A Japanese horror franchise is finally moving to Japan

- CALUM MARSH

The first image unveiled from Silent Hill f showed a schoolgirl wearing a blue sailor uniform and traditional sandals, surrounded by pale pink cherry blossoms.

It was unmistakably Japanese, and it sent a clear message to fans of the survival horror franchise — prepare for a significant departure from the typical Silent Hill game.

The original Silent Hill, released in 1999, was a typical American horror story that unfolded in a fictitious seaside town in Maine shrouded in a thick blanket of ominous fog. Team Silent, a Tokyo studio within Konami, spent two weeks in Chicago and also drew inspiration from Stephen King and David Lynch, whose depictions of nightmarish Americana helped inform the game's eerie, dreamlike atmosphere.

Silent Hill f, which will be released on Sept 25 for the Xbox Series X|S, PlayStation 5 and PC, is instead an unabashed work of J-horror, the subgenre popularised by turn-of-the-century films like Ju-On: The Grudge and Ringu.

Konami declined to comment about the new setting and its influences, pointing to previous statements by the game’s creators. During a preview of Silent Hill f, series producer Motoi Okamoto said that while the series had always “fused the essence of Western horror and Japanese horror’ its upcoming game was an attempt to lean fully into Japanese motifs.
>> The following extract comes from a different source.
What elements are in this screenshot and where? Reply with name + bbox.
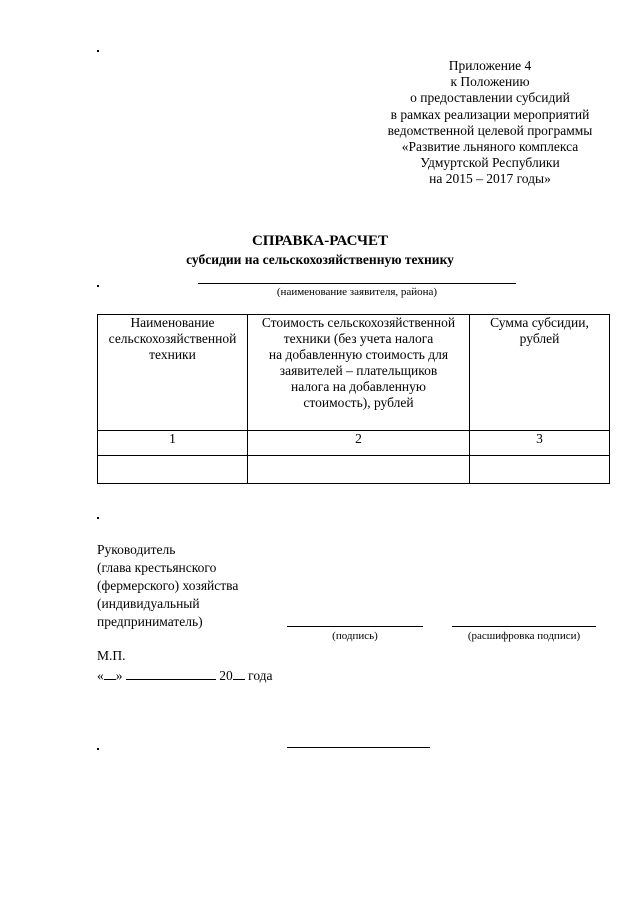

Trailers for the game show environments steeped in Japanese culture and heritage, including torii, the traditional gates at the entrance to shrines, and spider lilies, which are associated with the fall equinox; indoor settings are divided by latticed screens and decorated with traditional hanging scrolls. A Shinto deity worshipped by village residents is prominently featured, and in addition to the franchise's traditional steel pipes and crowbars, players can also wield more Japanese-specific items such as a polearm, known as a naginata.